Go chu jang is to Korean cuisine what ketchup is to burgers and fries. It's a kind of fermented chile paste that's made from finely ground red chile powder, soy beans and brown rice syrup. This mixture is placed in a large, earthenware pot that sits outside on the family roof or patio, and is allowed to ferment for a few months to several years. The final result is a beautifully red gum with a smoky, penetrating heat, miso-like salty-ness and mellow, malted sweetness. The depth of flavor and color it lends to dishes is hard to beat, especially when swirled into soups or slathered onto steamed white rice, seafood or meat. Fortunately for those of us not skilled in fermentation, Korean red chile pastes are available in most Asian markets. I suggest that you avoid brands that use MSG, corn syrup and sugar, though. They're pale imitations of the real stuff.
The next thing I recommend you do is go out and buy yourself a brisket. A nice, economical "point cut," with some extra fat to keep your meat moist and flavorful (you can cut it off after it's done cooking, if you like). Put it in stockpot that's big enough to hold the whole thing and cover it completely with cold water. Throw a lid on the pot and bring it to a gentle boil (it should take about a half an hour) and keep it there for three and a half to four hours, adding more water if necessary.
While you're waiting on your meat, I should tell you that there's no system of precise measurements in traditional Korean cooking. Instead of relying on recipes, chefs are taught dishes through something called "fingertip taste." It's basically an intuitive way of cooking that's similar to the "pinch" and "dash" method that most home cooks use. I first learned how to make Korean-style barbecued brisket through fingertip taste.
When the meat is cooked all the way through and very tender, remove it from the water. In another pan, sauté several bulbs of crushed garlic (I use three whole ones) in sesame oil until it starts to soften a little. Add chile paste, sake and a few splashes of soy sauce. Barely simmer it until the garlic is tender and the sauce has been reduced to a thick, velvety, glaze. Make sure you've got enough to coat the brisket. Pull the pan off the heat and let it cool for a bit.

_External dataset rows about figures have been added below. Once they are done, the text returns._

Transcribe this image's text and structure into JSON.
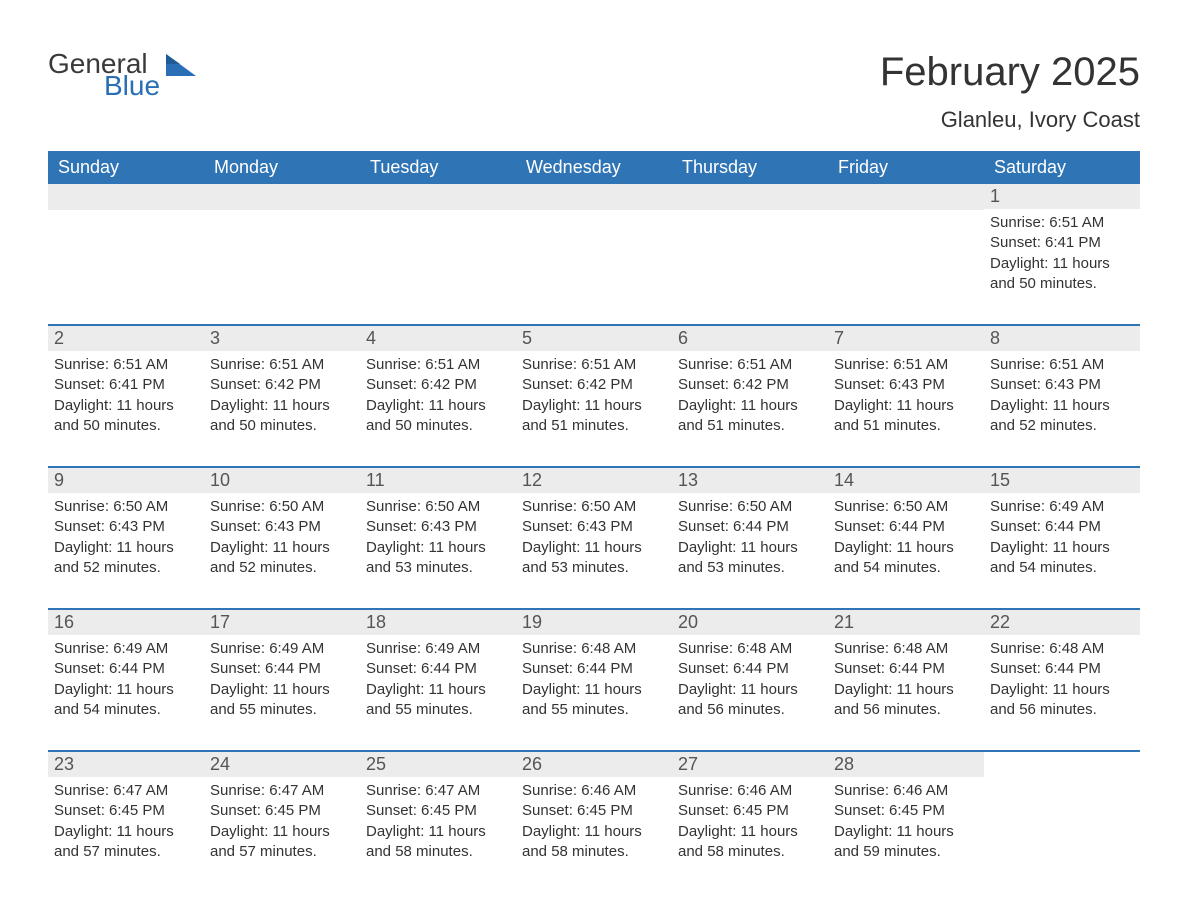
{
  "brand": {
    "word1": "General",
    "word2": "Blue",
    "word1_color": "#3a3a3a",
    "word2_color": "#2a6fb5",
    "mark_color": "#2a6fb5"
  },
  "header": {
    "month_title": "February 2025",
    "location": "Glanleu, Ivory Coast",
    "title_color": "#333333",
    "title_fontsize": 40,
    "location_fontsize": 22
  },
  "calendar": {
    "type": "table",
    "header_bg": "#2f74b5",
    "header_text_color": "#ffffff",
    "week_divider_color": "#2f74b5",
    "daynum_bg": "#ececec",
    "daynum_color": "#555555",
    "body_text_color": "#333333",
    "body_fontsize": 15,
    "weekday_fontsize": 18,
    "weekdays": [
      "Sunday",
      "Monday",
      "Tuesday",
      "Wednesday",
      "Thursday",
      "Friday",
      "Saturday"
    ],
    "labels": {
      "sunrise": "Sunrise: ",
      "sunset": "Sunset: ",
      "daylight": "Daylight: "
    },
    "weeks": [
      [
        null,
        null,
        null,
        null,
        null,
        null,
        {
          "d": "1",
          "sr": "6:51 AM",
          "ss": "6:41 PM",
          "dl": "11 hours and 50 minutes."
        }
      ],
      [
        {
          "d": "2",
          "sr": "6:51 AM",
          "ss": "6:41 PM",
          "dl": "11 hours and 50 minutes."
        },
        {
          "d": "3",
          "sr": "6:51 AM",
          "ss": "6:42 PM",
          "dl": "11 hours and 50 minutes."
        },
        {
          "d": "4",
          "sr": "6:51 AM",
          "ss": "6:42 PM",
          "dl": "11 hours and 50 minutes."
        },
        {
          "d": "5",
          "sr": "6:51 AM",
          "ss": "6:42 PM",
          "dl": "11 hours and 51 minutes."
        },
        {
          "d": "6",
          "sr": "6:51 AM",
          "ss": "6:42 PM",
          "dl": "11 hours and 51 minutes."
        },
        {
          "d": "7",
          "sr": "6:51 AM",
          "ss": "6:43 PM",
          "dl": "11 hours and 51 minutes."
        },
        {
          "d": "8",
          "sr": "6:51 AM",
          "ss": "6:43 PM",
          "dl": "11 hours and 52 minutes."
        }
      ],
      [
        {
          "d": "9",
          "sr": "6:50 AM",
          "ss": "6:43 PM",
          "dl": "11 hours and 52 minutes."
        },
        {
          "d": "10",
          "sr": "6:50 AM",
          "ss": "6:43 PM",
          "dl": "11 hours and 52 minutes."
        },
        {
          "d": "11",
          "sr": "6:50 AM",
          "ss": "6:43 PM",
          "dl": "11 hours and 53 minutes."
        },
        {
          "d": "12",
          "sr": "6:50 AM",
          "ss": "6:43 PM",
          "dl": "11 hours and 53 minutes."
        },
        {
          "d": "13",
          "sr": "6:50 AM",
          "ss": "6:44 PM",
          "dl": "11 hours and 53 minutes."
        },
        {
          "d": "14",
          "sr": "6:50 AM",
          "ss": "6:44 PM",
          "dl": "11 hours and 54 minutes."
        },
        {
          "d": "15",
          "sr": "6:49 AM",
          "ss": "6:44 PM",
          "dl": "11 hours and 54 minutes."
        }
      ],
      [
        {
          "d": "16",
          "sr": "6:49 AM",
          "ss": "6:44 PM",
          "dl": "11 hours and 54 minutes."
        },
        {
          "d": "17",
          "sr": "6:49 AM",
          "ss": "6:44 PM",
          "dl": "11 hours and 55 minutes."
        },
        {
          "d": "18",
          "sr": "6:49 AM",
          "ss": "6:44 PM",
          "dl": "11 hours and 55 minutes."
        },
        {
          "d": "19",
          "sr": "6:48 AM",
          "ss": "6:44 PM",
          "dl": "11 hours and 55 minutes."
        },
        {
          "d": "20",
          "sr": "6:48 AM",
          "ss": "6:44 PM",
          "dl": "11 hours and 56 minutes."
        },
        {
          "d": "21",
          "sr": "6:48 AM",
          "ss": "6:44 PM",
          "dl": "11 hours and 56 minutes."
        },
        {
          "d": "22",
          "sr": "6:48 AM",
          "ss": "6:44 PM",
          "dl": "11 hours and 56 minutes."
        }
      ],
      [
        {
          "d": "23",
          "sr": "6:47 AM",
          "ss": "6:45 PM",
          "dl": "11 hours and 57 minutes."
        },
        {
          "d": "24",
          "sr": "6:47 AM",
          "ss": "6:45 PM",
          "dl": "11 hours and 57 minutes."
        },
        {
          "d": "25",
          "sr": "6:47 AM",
          "ss": "6:45 PM",
          "dl": "11 hours and 58 minutes."
        },
        {
          "d": "26",
          "sr": "6:46 AM",
          "ss": "6:45 PM",
          "dl": "11 hours and 58 minutes."
        },
        {
          "d": "27",
          "sr": "6:46 AM",
          "ss": "6:45 PM",
          "dl": "11 hours and 58 minutes."
        },
        {
          "d": "28",
          "sr": "6:46 AM",
          "ss": "6:45 PM",
          "dl": "11 hours and 59 minutes."
        },
        null
      ]
    ]
  }
}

Poke holes in the brisket with a fork, then massage it liberally with your sauce. Tuck in pieces of garlic wherever possible. Let it sit for about 10 minutes. Fire up your grill (any kind works well. You can use a large stovetop pan or a broil it in your oven if none are available). Cook the brisket until both sides are crisp, which should be about 10 minutes. Transfer that beautiful spice baby to a platter and serve it on a table surrounded with family and friends.